A strong political will is needed for the national government to sell the large Muntinglupa national penitentiary and establish three regional detention centers, Senate President Vicente C. Sotto on Wednesday, Nov. 17 said.

Sotto, thus, threw his support to Senate Minority Leader Franklin M. Drilon who continues to badger the Department of Justice (DOJ) to try to convince the Executive branch on the merits of selling the 300-hectare or so Muntinlupa penitentiary and establishing regional jails in Luzon, Visayas and Mindanao.

There are many proposals on what to do with the Muntinlupa penitentiary once sold. This includes Sotto’s own idea of transforming it into a ‘’University Belt’’ so as to decongest the crowded universities and colleges, mostly in Manila.

Senator Juan Edgardo ‘’Sonny’’ M. Angara, chairman of the Senate Finance committee, told Drilon that the Bureau of Corrections (BuCor) has received offers from the private sector should there be a government decision to sell it.

The offer might be submitted to the National Economic Development Authority (NEDA), Angara added.

Drilon said the Muntinglupa penitentiary is an expensive idle real estate.
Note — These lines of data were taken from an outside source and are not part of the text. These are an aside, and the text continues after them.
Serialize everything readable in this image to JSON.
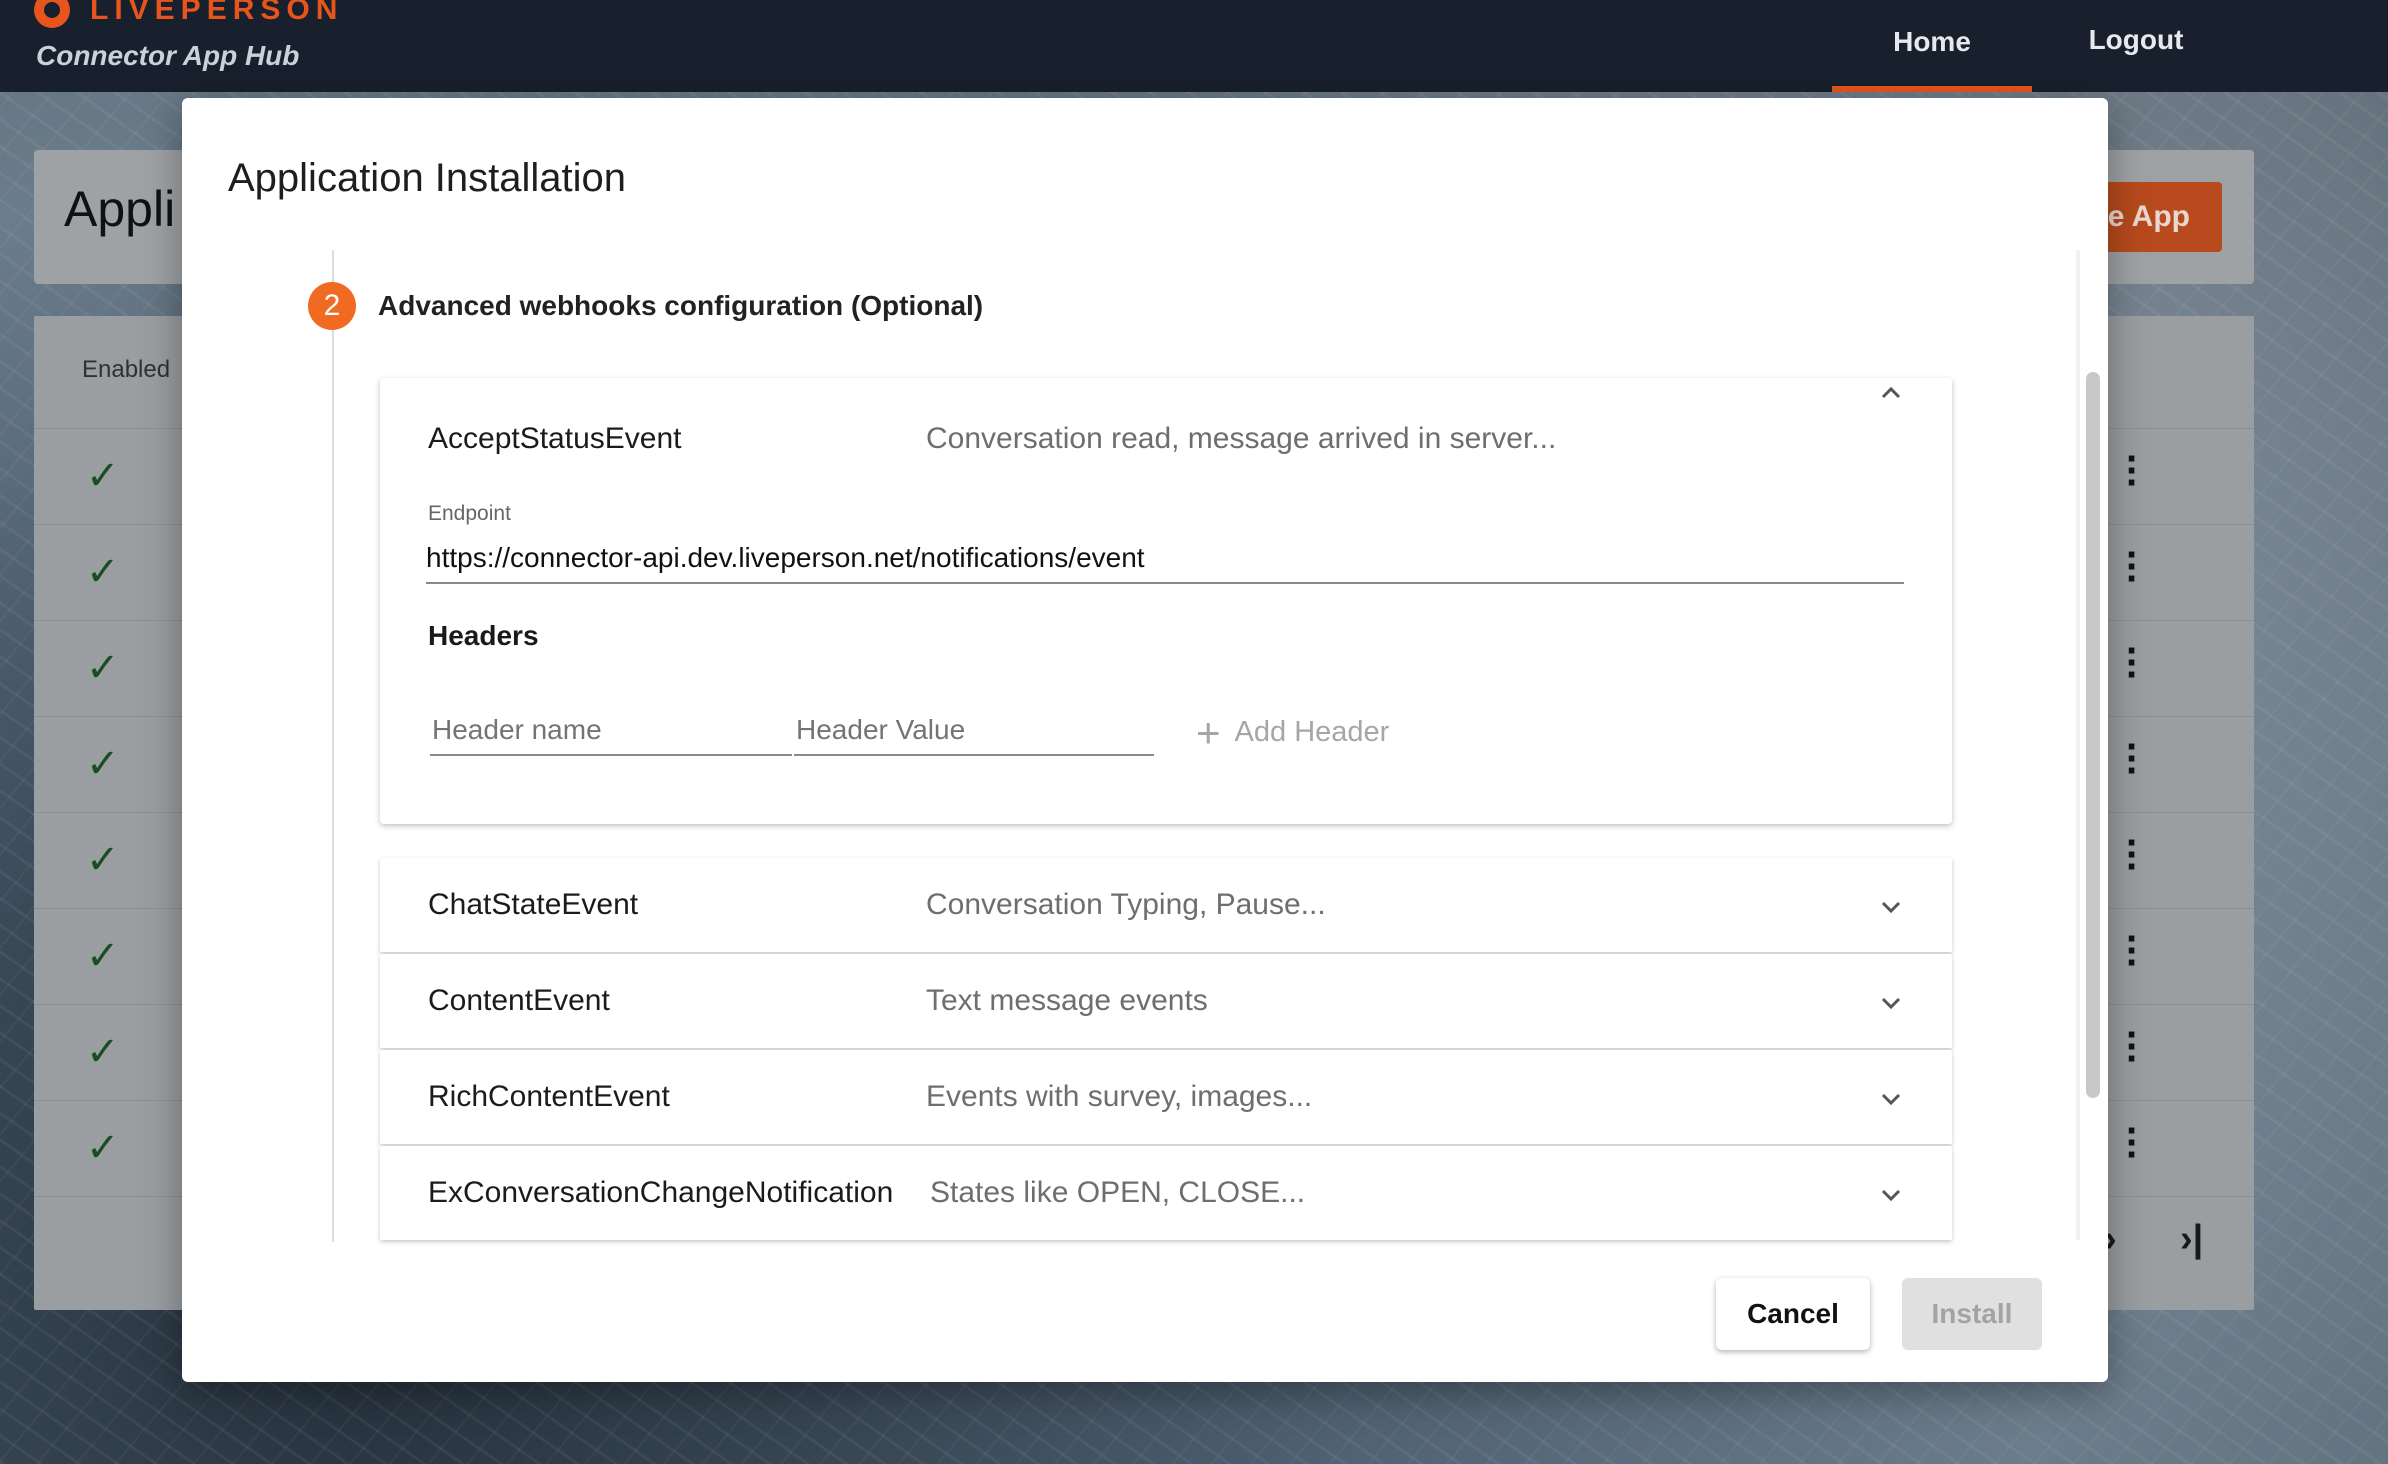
{
  "header": {
    "brand": "LIVEPERSON",
    "app_name": "Connector App Hub",
    "nav": {
      "home": "Home",
      "logout": "Logout"
    }
  },
  "background_page": {
    "title": "Appli",
    "create_button": "te App",
    "table": {
      "enabled_header": "Enabled"
    }
  },
  "modal": {
    "title": "Application Installation",
    "step": {
      "number": "2",
      "label": "Advanced webhooks configuration (Optional)"
    },
    "expanded_event": {
      "name": "AcceptStatusEvent",
      "description": "Conversation read, message arrived in server...",
      "endpoint_label": "Endpoint",
      "endpoint_value": "https://connector-api.dev.liveperson.net/notifications/event",
      "headers_label": "Headers",
      "header_name_placeholder": "Header name",
      "header_value_placeholder": "Header Value",
      "add_header_label": "Add Header"
    },
    "events": [
      {
        "name": "ChatStateEvent",
        "description": "Conversation Typing, Pause..."
      },
      {
        "name": "ContentEvent",
        "description": "Text message events"
      },
      {
        "name": "RichContentEvent",
        "description": "Events with survey, images..."
      },
      {
        "name": "ExConversationChangeNotification",
        "description": "States like OPEN, CLOSE..."
      }
    ],
    "buttons": {
      "cancel": "Cancel",
      "install": "Install"
    }
  },
  "colors": {
    "accent": "#e8551c",
    "step": "#f16a21",
    "topbar": "#17202c"
  },
  "icons": [
    "logo-icon",
    "check-icon",
    "kebab-menu-icon",
    "chevron-up-icon",
    "chevron-down-icon",
    "plus-icon",
    "next-page-icon",
    "last-page-icon"
  ]
}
Sotto said government might get ‘’trillions of pesos’’ should it be sold.

Department of Justice (DOJ) Secretary Menardo Guevarra told Angara that he might consider Drilon’s proposal that he sends an executive order to Malacanang and hopes President Duterte would sign the jail regionalization plan.

Guevarra was present in today’s hearing on the proposed 2022 budget of DOJ and its attached agencies.

Sotto was the presiding officer.

After Sotto said aloud that President Duterte might not agree to the regionalization plan because the plan did not come from him, Angara said the issue might be tackled in the next administration.

Sotto recalled that the Senate had passed a bill establishing a tightly-guarded jail complex for high-level criminals, such as drug lords.

He also said that detainees become unruly when they are not visited by their loved ones or family, particularly when they still have to travel from the southern and northern parts of the archipelago to see them at Muntinglupa.

Drilon said his plan is just the physical transfer of the detainees at Muntinglupa to unused government lands adjacent to the military reservation in Laur, Nueva Ecija.

Angara recalled that the Department of National Defense (DND) rejects such a plan.

‘’I don’t think a law is needed,’’ Drilon, a former DOJ Secretary, said.

‘’We need a leader who can take the bull by the horns,’’ he stressed, adding that this is the fifth annual budget hearing that attends and continues to keep on pressing for the breaking up of the Muntinglupa complex.